As soon as the CS for Defence finished his presentation, the committee took a decision to visit the facility from August 10 to 13, 2023, with Mr Duale promising to use military force if ASI blocks the MPs as it did to the House Committees - ICT and Defence and Foreign Affairs of the 10th Parliament.
But when asked by Kajiado Central MP Kanchory Memusi, a member of the committee, why the government should not go full throttle and take over the facility, Mr Duale said Kenya is governed by the rule of law and Parliament has a role to play because it ratified the treaty establishing the space agency.
"If Parliament has a role to play in ratifying the treaty, it must surely have a role to play in formalising the country's withdrawal from the agreement," he said, adding, "We are not asking for anything outside the agreement."
"I will only prepare a Cabinet memo on Kenya's withdrawal from the treaty after the National Assembly ratifies the Cabinet's position on withdrawal," the Defence CS said.
Mr Duale told the committee that as a developing country, Kenya faces "many challenges related to agriculture and food security, natural resource management, land and physical planning, disaster management, national security and the adverse effects of climate change".

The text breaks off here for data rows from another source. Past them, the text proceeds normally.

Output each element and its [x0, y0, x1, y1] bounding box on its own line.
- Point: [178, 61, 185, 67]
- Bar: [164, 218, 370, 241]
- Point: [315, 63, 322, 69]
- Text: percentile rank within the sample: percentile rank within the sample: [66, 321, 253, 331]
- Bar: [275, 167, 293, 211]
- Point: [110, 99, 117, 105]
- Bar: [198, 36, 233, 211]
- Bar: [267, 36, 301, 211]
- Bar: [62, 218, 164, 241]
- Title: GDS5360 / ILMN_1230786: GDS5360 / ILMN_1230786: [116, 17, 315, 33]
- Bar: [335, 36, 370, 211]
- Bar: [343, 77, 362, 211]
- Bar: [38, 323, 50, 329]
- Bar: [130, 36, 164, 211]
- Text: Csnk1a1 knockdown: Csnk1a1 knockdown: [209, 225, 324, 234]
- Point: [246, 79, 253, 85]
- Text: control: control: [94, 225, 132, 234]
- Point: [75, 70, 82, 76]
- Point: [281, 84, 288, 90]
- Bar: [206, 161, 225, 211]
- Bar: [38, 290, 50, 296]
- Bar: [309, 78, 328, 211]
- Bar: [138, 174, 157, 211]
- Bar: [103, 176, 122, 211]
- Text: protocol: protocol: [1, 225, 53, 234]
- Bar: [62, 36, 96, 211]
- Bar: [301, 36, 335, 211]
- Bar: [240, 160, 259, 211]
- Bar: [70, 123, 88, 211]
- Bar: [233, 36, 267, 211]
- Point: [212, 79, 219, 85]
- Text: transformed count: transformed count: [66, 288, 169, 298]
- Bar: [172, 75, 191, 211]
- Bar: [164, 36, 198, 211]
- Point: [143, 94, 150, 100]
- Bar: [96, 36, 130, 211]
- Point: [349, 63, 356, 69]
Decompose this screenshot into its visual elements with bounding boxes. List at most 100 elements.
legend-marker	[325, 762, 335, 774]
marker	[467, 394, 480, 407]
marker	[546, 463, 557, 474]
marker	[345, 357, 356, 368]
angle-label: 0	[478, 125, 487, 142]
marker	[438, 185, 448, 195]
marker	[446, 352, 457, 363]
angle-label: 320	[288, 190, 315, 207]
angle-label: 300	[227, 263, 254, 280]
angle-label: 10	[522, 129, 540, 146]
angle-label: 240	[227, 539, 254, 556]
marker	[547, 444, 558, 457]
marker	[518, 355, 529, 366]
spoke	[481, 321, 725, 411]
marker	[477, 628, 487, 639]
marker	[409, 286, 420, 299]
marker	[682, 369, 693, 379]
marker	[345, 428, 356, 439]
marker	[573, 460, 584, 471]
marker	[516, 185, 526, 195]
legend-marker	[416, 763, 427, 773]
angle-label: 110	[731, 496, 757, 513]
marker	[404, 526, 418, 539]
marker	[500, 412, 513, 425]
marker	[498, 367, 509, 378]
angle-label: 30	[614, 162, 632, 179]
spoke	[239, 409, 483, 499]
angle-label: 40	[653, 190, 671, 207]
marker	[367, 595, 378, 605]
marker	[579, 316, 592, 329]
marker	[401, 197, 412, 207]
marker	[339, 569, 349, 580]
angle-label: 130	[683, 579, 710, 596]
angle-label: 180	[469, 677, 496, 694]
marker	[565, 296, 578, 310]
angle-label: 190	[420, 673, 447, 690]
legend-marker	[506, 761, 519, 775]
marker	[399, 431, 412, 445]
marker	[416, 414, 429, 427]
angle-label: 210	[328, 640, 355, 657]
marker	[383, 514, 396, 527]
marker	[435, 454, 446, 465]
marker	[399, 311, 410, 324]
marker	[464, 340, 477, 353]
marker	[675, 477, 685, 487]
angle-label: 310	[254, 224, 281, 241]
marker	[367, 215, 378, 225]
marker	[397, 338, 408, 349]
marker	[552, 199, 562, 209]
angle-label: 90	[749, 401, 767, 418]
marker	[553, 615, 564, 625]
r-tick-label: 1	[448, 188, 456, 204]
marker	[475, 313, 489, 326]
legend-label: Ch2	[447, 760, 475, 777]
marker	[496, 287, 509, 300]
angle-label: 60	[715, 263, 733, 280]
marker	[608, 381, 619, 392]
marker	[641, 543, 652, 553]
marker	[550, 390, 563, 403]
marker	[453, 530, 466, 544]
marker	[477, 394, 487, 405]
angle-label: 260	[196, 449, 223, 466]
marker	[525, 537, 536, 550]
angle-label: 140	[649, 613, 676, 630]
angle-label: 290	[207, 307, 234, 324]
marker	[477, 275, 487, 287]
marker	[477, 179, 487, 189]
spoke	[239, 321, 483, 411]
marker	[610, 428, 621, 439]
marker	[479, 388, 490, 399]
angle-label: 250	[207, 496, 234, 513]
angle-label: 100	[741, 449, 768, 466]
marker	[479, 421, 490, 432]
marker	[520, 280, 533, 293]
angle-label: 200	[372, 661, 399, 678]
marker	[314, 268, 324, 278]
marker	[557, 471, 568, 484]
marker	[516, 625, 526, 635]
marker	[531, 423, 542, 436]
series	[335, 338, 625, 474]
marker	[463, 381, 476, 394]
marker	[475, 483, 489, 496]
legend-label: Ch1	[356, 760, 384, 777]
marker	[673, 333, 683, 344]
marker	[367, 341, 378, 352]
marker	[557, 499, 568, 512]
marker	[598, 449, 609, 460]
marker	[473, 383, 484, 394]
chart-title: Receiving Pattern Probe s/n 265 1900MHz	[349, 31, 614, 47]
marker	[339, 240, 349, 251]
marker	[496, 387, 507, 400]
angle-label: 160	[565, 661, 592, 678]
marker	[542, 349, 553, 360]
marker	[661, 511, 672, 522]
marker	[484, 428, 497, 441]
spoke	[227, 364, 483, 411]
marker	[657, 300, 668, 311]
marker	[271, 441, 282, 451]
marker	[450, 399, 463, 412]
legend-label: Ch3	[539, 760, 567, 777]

Yesterday, Mr Duale told the committee that current activities at the Malindi space centre "benefit only the Italian Space Agency and its Western partners".
Kenya's main concerns are that there is no single joint capacity-building project between ASI and KSA, and that Kenya has yet to be given access to Earth observation data, contrary to the agreement.
The Italian government is committed to providing 15 annual scholarships and fellowships to selected Kenyan nationals, but only 9 were offered in 2023.
The agreement also provides for the training of Kenyan medical personnel in telemedicine and ICT infrastructure development, but nothing has been implemented yet.
On 15 June 2023, the Kenyan government sent a delegation to Rome, Italy to find a way out of the issues surrounding the implementation of the agreement but "to our utter dismay, our Italian counterparts refused to sign the joint resolutions".
"Instead, they preferred to table a watered-down version of the resolutions that omitted most of Kenya's demands."